Thursday, August 16, 2012

Dog Days of Summer

Since 1950, the annualized S&P500 volatility is 15.5%.  The one-day annualized volatility for the Aug SPY at-the-money options is 11% (i.e., expiring tomorrow). This is good news for Obama and the stock market. The chart below shows the implied vol in light blue, a 30-day actual trailing vol in white, from 2006-present.
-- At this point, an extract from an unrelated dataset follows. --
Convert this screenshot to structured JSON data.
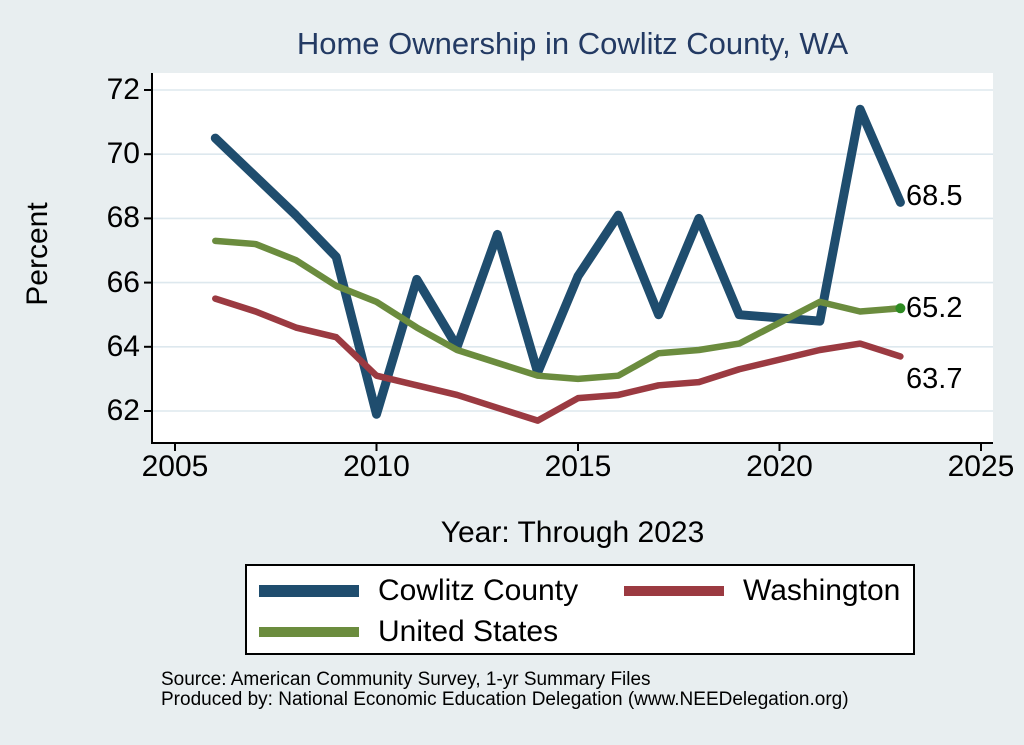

Barry Ritholz links to a MarketTech report post that shows that VIX lows are good times to short the market (see below for VIX chart back to late 2011).  As the VIX and SPY are inversely correlated, this is really like saying that if you short the market at historical highs, it would be a good strategy.  The problem, of course, is that highs and lows are determined ex post.  In real time, it isn't clear the VIX is at a low.  For instance, the VIX stayed at this level from 1992-1995, and from 2004-06.  Just ask those who shorted USTreasuries at 'historic' lows  over the past 20 years.  


Anonymous said...

Barry Ritholz is a joke.

Mercury said...

Well, this time around there’s the added risk that you may be buying volatility from the Fed. More likely perhaps in the UST market than the S&P 500 but should make one pause before pulling the trigger. They’re running out of options at this point and I wouldn’t put it past them.

BRM said...

Part of the low VIX calculation is also structural to how they "roll" in their wight of futures. Sep VIX futures aren't at any kind of historical low (~18 and change).

Barry may want to also consider that sustained up-trends also usually produce a VIX that bounces along at lows as realized vol remains subdued. So, you know, also a great time to be aggressively short equities.